Вот и гости. Михаил, увидел перед собой Марию, белокурую, голубоглазую, и с ней такую же белобрысенькую девочку-подростка, засуетился. Они так похожи на Евдокию. Он понимал, что Марии не хотелось мешать матери в её кое-как налаженной жизни, не разрушать их дома. И Оля рассказывала, что бабуля с дедулей если и ругаются-бранятся, то когда мама среди них. И рассказала, что когда маме было 17 лет, то Михаил в порыве гнева сказал ей, что он не отец ей. И что мама говорила о каком-то дипломате, о Московских кривых улочках, о «Марии Стюарт» и «Незнакомке». И из журнала «Огонёк» висела над её кроватью эта «Незнакомка». Иногда ей казалось, что это её портрет написал Крамской.

Вкусив чаю с мёдом, Мария и Оля пошли в школу. Ей нужна работа, а девочка будет ходить в 7-й класс. Матери, как учительнице, обещали квартиру рядом со школой. И ей хотелось скорее определиться, где она будет жить: с матерью и отчимом или отдельно с дочкой.

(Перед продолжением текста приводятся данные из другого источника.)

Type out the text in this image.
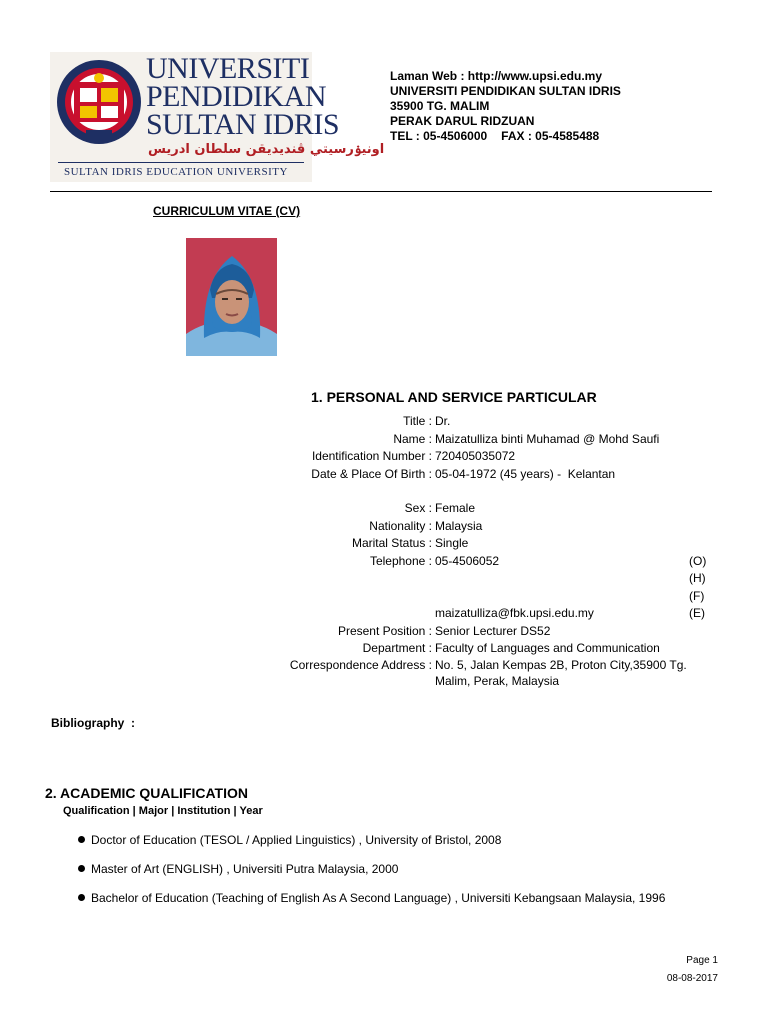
UNIVERSITI
PENDIDIKAN
SULTAN IDRIS
اونيۏرسيتي ڤنديديقن سلطان ادريس
SULTAN IDRIS EDUCATION UNIVERSITY
Laman Web : http://www.upsi.edu.my
UNIVERSITI PENDIDIKAN SULTAN IDRIS
35900 TG. MALIM
PERAK DARUL RIDZUAN
TEL : 05-4506000 FAX : 05-4585488
CURRICULUM VITAE (CV)
1. PERSONAL AND SERVICE PARTICULAR
Title : Dr.
Name : Maizatulliza binti Muhamad @ Mohd Saufi
Identification Number : 720405035072
Date & Place Of Birth : 05-04-1972 (45 years) -  Kelantan
Sex : Female
Nationality : Malaysia
Marital Status : Single
Telephone : 05-4506052	(O)
(H)
(F)
maizatulliza@fbk.upsi.edu.my	(E)
Present Position : Senior Lecturer DS52
Department : Faculty of Languages and Communication
Correspondence Address : No. 5, Jalan Kempas 2B, Proton City,35900 Tg.
Malim, Perak, Malaysia
Bibliography  :
2. ACADEMIC QUALIFICATION
Qualification | Major | Institution | Year
Doctor of Education (TESOL / Applied Linguistics) , University of Bristol, 2008
Master of Art (ENGLISH) , Universiti Putra Malaysia, 2000
Bachelor of Education (Teaching of English As A Second Language) , Universiti Kebangsaan Malaysia, 1996
Page 1
08-08-2017
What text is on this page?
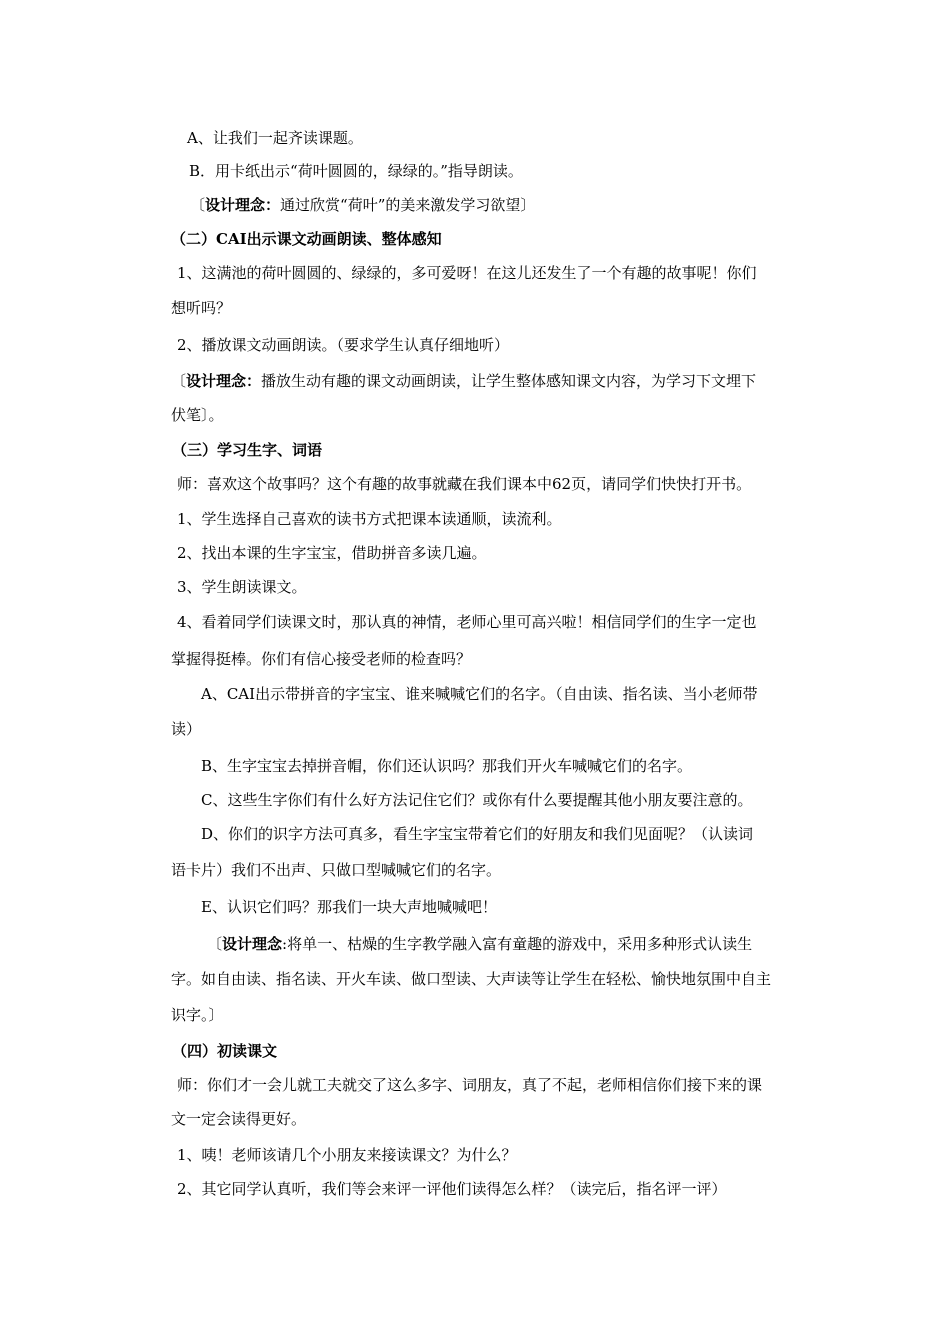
A、让我们一起齐读课题。
B．用卡纸出示“荷叶圆圆的，绿绿的。”指导朗读。
〔设计理念：通过欣赏“荷叶”的美来激发学习欲望〕
（二）CAI出示课文动画朗读、整体感知
1、这满池的荷叶圆圆的、绿绿的，多可爱呀！在这儿还发生了一个有趣的故事呢！你们
想听吗？
2、播放课文动画朗读。（要求学生认真仔细地听）
〔设计理念：播放生动有趣的课文动画朗读，让学生整体感知课文内容，为学习下文埋下
伏笔〕。
（三）学习生字、词语
师：喜欢这个故事吗？这个有趣的故事就藏在我们课本中62页，请同学们快快打开书。
1、学生选择自己喜欢的读书方式把课本读通顺，读流利。
2、找出本课的生字宝宝，借助拼音多读几遍。
3、学生朗读课文。
4、看着同学们读课文时，那认真的神情，老师心里可高兴啦！相信同学们的生字一定也
掌握得挺棒。你们有信心接受老师的检查吗？
A、CAI出示带拼音的字宝宝、谁来喊喊它们的名字。（自由读、指名读、当小老师带
读）
B、生字宝宝去掉拼音帽，你们还认识吗？那我们开火车喊喊它们的名字。
C、这些生字你们有什么好方法记住它们？或你有什么要提醒其他小朋友要注意的。
D、你们的识字方法可真多，看生字宝宝带着它们的好朋友和我们见面呢？（认读词
语卡片）我们不出声、只做口型喊喊它们的名字。
E、认识它们吗？那我们一块大声地喊喊吧！
〔设计理念:将单一、枯燥的生字教学融入富有童趣的游戏中，采用多种形式认读生
字。如自由读、指名读、开火车读、做口型读、大声读等让学生在轻松、愉快地氛围中自主
识字。〕
（四）初读课文
师：你们才一会儿就工夫就交了这么多字、词朋友，真了不起，老师相信你们接下来的课
文一定会读得更好。
1、咦！老师该请几个小朋友来接读课文？为什么？
2、其它同学认真听，我们等会来评一评他们读得怎么样？（读完后，指名评一评）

Михаил, чувствуя волнение и какую-то робость, точнее сомнение, подошел к своей жене и по-молодому приобнял её.

– Дуня! – не видит он запыленных морщин в её лице, а видит глаза голубые, родные. Несмотря на трудности, она не потеряла вкус к жизни. – Дуня, посмотри, кто там…

Михаил стоял около трубы, пустой и давно ненужной, торчащей как пень. Дотронулся до верхнего края и улыбнулся трогательно, нерешительно и глуповато.

– Посмотри.

– Где?

– В трубе! – сказал муж.

Евдокия нагнулась, прикрыв один глаз, словно собралась смотреть в бинокль.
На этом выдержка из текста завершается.